Client reorders by ts before display. Two messages within a few µs are effectively concurrent; users won't notice if displayed in arrival-order. For trading / commit-log workloads where strict total ordering matters, use Store::publishReliable (Redis Streams) — Streams have a global monotonic message id (XADD returns it).

10. Trust model

WSRouter assumes the Redis network is trusted — anyone who can PUBLISH on ws:room:* or write to ws_owner can spoof messages / membership. Same threat model as TieredBackend invalidation (C2 in the hardening pass).

If your Redis is NOT in a trusted network (e.g. shared Redis-as-a-service across tenants), enable the built-in channel HMAC (WS-3):

// Set once at boot, before App::run().
WSRouter::setChannelHmacSecret(getenv('ZEALPHP_WS_HMAC') ?: null);

When a secret is set, every sendToClient() and Room::push() publish wraps the payload in a signed {"v":1,"hmac":"...","payload":"..."} envelope. The receiving worker verifies the HMAC before delivering the message; bad or missing signatures are silently dropped and counted in hmac_verify_failures_total (visible via WSRouter::stats()).

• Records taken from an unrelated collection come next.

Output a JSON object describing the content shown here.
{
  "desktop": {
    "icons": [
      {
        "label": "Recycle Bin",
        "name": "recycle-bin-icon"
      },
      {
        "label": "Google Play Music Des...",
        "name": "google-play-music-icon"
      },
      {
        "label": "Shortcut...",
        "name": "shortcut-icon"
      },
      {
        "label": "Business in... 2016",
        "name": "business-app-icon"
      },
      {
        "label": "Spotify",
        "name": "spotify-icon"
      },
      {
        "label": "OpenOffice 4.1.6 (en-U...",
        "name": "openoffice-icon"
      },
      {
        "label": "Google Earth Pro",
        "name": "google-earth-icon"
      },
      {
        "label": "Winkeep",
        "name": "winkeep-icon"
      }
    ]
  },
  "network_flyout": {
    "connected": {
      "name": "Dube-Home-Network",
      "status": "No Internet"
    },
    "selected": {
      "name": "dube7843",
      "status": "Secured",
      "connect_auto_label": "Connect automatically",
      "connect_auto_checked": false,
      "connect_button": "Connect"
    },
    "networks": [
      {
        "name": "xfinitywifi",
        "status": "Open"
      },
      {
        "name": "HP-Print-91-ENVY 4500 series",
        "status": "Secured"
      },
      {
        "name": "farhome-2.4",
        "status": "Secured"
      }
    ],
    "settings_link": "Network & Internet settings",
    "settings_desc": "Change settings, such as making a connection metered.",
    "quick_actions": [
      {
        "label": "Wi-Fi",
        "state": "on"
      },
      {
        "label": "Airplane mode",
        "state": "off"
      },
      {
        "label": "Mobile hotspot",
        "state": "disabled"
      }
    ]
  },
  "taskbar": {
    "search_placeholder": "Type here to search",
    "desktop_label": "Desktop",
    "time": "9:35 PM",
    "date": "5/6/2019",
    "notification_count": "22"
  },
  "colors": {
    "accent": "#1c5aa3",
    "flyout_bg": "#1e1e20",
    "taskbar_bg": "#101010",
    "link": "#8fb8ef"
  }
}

Without a secret the channel is unauthenticated (trusted-network default).

11. Production checklist

Before pointing real traffic at WSRouter:

WSRouter::initOptions(ownerCapacity, roomMembersCapacity, slowConsumerBytes) sized for peak
App::run(['heartbeat_check_interval' => 30, 'heartbeat_idle_time' => 90])
onOpen reads session cookie → resolves identity → WSRouter::own($trustedId, $fd)
onMessage looks up identity from WSRouter::localFds(), never trusts frame
Client-side reconnect logic with exponential backoff + 4001/4003 stop conditions
WSRouter::setRoomRateLimit($n, $window) for per-room spam protection
WSRouter::setClientRateLimit($n, $window) for per-client spam protection (WS-4)
Expose /healthz/ws returning WSRouter::stats()->snapshot()
Store::defaultBackend(Store::BACKEND_REDIS) if you want cross-server federation
If using Redis: capacity for ws_owner / ws_room_members keys; monitor Redis memory
If using Table backend: capacity sized against OpenSwoole\Table RAM budget at master fork
Document close codes your app uses — use WSRouter::CLOSE_* constants (4001 unauth, 4002 bad token, 4003 forbidden, 4013 capacity, 4029 rate-limited, 4040 idle)
Load-test at expected peak — connections × broadcasts/sec × room sizes
Decide ordering strategy — ts field + client reorder OR publishReliable Streams
Trust model — is your Redis network trusted? If not, set WSRouter::setChannelHmacSecret(getenv('ZEALPHP_WS_HMAC') ?: null) (WS-3)
Sweep test: kill -9 a server; verify the GC reaps its rows within 150 s

The first 8 items are configuration / wiring — under 50 LOC total. The last 5 are operational tests + decisions.

What WSRouter does NOT do (you own these)


Identity / auth	You read session/cookie in `onOpen`
ACL on join	You check "can alice join chat:42?" before `$room->join()`
Message persistence	Use SQLite (Lesson 22 pattern) or your DB
Cross-region federation	Redis pub/sub is in-cluster; for multi-region run a Redis replica per region + dedicated pub/sub bus
At-least-once delivery	Use `Store::publishReliable` (Streams) instead of `Store::publish`
Client SDK	Ship your own; the JS in `_chatroom_widget.php` is the reference shape

The framework gives you the **transport + cluster-wide state + recovery

observability**. The semantics on top are yours.